I had thought I could leave the poor archbishop in peace now…but another item or two has come along to drag me back to his doings. One is the Crooked Timber thread on the subject. Harry B is commenting on a piece by Minette Marin in the Sunday Times.
The comment about wooliness of mind is, presumably, a charge that anyone who recognises complexity is stupid, or something like that.
No, it isn’t. The archbishop’s speech is indeed woolly. I’ve already quoted from it more than enough to illustrate (and demonstrate) that, so I won’t quote any more. Joe Hoffman – who can handle complexity – called the speech badly reasoned mud. The speech is not simply a clever academic recognizing complexity – it’s elegantly but also badly, pompously, tortuously, evasively written.
[T]here is nothing treacherous about the Archbishop’s comments. He is appealing to the long-established British tradition of muddling through, tinkering with institutions as is needed to achieve goals of stability and rough fairness (he’s the one who is “holding fast to that which is good”). The revolutionaries—or to put it far more harshly than I ever would, the traitors—here are, in fact, the Archbishop’s critics.
Oh really – all of us? Not just Minette Marin but all of us? That’s a large claim – but it will doubtless fall of its own weight. More to the point is that bit about ‘rough fairness’. Fair to whom? To the women who would be forced or intimidated or religiously blackmailed into relying on sharia courts for trivial items like marriage and divorce? Fair to the women who have been saying ‘No thank you!’ in no uncertain terms for several days? Or just fair to the men who like sharia courts for divorce because they are arranged by men for men?
Someone points out in the comments that Yasmin Alibhai-Brown doesn’t see it the way Harry B does; Harry replies, ‘So Yasmin Alibhai-Brown, too, didn’t bother to check what he actually said. Oh well.’ Right. A Muslim woman with experience of sharia and of talking to countless Muslim women with (very unhappy) experience of sharia needs to be set straight by a non-Muslim male academic; she has it wrong and he has it right; and he knows by intuition that she hasn’t ‘checked’ what Williams actually said. So low does the multicultural mindset (I almost said left, but that’s not left, it’s reactionary) stoop.
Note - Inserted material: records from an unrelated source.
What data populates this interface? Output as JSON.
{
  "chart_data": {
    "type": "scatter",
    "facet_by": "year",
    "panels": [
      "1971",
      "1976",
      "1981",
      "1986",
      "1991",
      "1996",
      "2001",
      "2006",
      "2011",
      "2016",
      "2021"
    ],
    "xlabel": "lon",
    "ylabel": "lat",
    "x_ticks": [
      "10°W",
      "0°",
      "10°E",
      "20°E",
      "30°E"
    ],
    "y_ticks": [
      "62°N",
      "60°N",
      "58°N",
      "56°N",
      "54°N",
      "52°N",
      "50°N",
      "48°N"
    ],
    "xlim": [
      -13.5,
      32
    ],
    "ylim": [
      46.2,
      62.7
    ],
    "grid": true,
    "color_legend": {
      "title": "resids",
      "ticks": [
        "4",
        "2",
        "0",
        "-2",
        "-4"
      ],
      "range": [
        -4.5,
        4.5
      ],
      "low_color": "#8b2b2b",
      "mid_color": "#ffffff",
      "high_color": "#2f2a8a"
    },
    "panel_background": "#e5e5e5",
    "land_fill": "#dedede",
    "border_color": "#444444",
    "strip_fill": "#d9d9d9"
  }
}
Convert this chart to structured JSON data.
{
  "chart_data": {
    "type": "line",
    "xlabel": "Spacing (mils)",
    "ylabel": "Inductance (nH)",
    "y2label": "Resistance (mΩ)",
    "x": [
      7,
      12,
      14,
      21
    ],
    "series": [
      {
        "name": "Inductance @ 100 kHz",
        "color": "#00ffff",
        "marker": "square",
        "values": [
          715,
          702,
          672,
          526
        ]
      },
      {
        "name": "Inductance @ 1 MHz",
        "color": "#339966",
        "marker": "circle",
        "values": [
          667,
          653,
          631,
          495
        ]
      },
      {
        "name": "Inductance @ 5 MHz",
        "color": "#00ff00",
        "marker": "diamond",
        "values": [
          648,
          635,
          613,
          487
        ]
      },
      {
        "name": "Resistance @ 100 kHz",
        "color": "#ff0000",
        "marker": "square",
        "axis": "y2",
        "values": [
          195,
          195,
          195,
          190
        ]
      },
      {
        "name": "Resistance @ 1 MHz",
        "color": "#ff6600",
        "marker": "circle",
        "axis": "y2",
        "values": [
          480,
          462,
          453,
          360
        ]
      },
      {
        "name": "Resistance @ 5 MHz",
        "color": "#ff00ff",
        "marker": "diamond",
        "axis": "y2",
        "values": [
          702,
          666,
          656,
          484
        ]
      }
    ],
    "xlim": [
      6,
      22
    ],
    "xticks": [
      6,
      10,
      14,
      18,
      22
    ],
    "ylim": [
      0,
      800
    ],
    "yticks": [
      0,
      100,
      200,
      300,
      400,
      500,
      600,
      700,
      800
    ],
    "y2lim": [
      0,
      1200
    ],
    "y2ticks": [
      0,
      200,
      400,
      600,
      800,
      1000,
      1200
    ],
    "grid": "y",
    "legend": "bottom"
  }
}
A lot of the commenters are not having it though. Daniel Davies is flinging the abuse around as usual, but it’s not having much effect.
The other item is Johann’s article.
Last month, a plain, unsensationalist documentary called Divorce: Sharia Style looked at the judgements [British sharia courts] hand down…Irum Shazad, a 26-year-old British woman, travels from her battered women’s refuge to a sharia court in East London. She explains that her husband was so abusive she slashed her wrists with a carving knife. The court tells her this was a sin, making her as bad as him. They tell her to go back to her husband…Then we meet Nasirin Iqbal, a 27-year-old Pakistani woman who was shipped to Britain five years ago to marry…”He tells me I’m stuck with him, and under Islam he can treat me however he wants. ‘I am a man, I can treat you how I want’.” We see how Imran torments her, announcing, “You are a reject. I didn’t want to marry you.” He takes a second wife in Pakistan, and texts her all day in front of Nasirin declaring his love. The sharia court issues a fatwa saying the marriage stands. She doesn’t seem to know this isn’t a court of law. “I can’t ignore what they say,” she cries. “You have to go with what they say.” These are the courts that Rowan Williams would give the stamp of British law. In his lecture, he worries that this could harm women – before serving up a theological gloop, saying that sharia could be reinterpreted in a way compatible with the rights of women. But if that happens, why would you need different courts? What would be the point?
Well exactly. The point of them is that they’re different, and that Williams thinks it’s only fair (since Christians get to claim ‘exceptions,’ at least he claims they do) that people should be able to have their different courts. But the way they are different is that they are unequal and, not to put too fine a point on it, unjust. We’ll make it so that they’re not. But then they’re not different any more – so we’re back where we started. What, indeed, is the point?
In other words Williams has recycled Susan Moller Okin’s argument in Is Multiculturalism Bad for Women?, but without realizing he’s done so (and pretty obviously without being aware of Okin’s argument).
The argument that women will only have to enter these courts if they freely choose to shows a near-total disconnection from the reality of Muslim women’s lives. Most of the women who will be drawn into “consenting” are, like Nasirin, recent immigrants with little idea of their legal options. Then there are the threats of excommunication – or violence – from some families. As the Muslim feminist Irshad Manji puts it: “When it comes to contemporary sharia, choice is theory; intimidation is the reality.”
Oh, but surely the good clever non-Muslim males at Crooked Timber know better than Irshad Manji. Why would she know anything about it? Or why would Azar Majedi?
As the European-Iranian feminist Azar Majedi puts it: “By creating different laws and judicial systems for each ethnic group, we are not fighting racism. In fact, we are institutionalising it.”
No, that can’t be right. The guys at Crooked Timber must know better.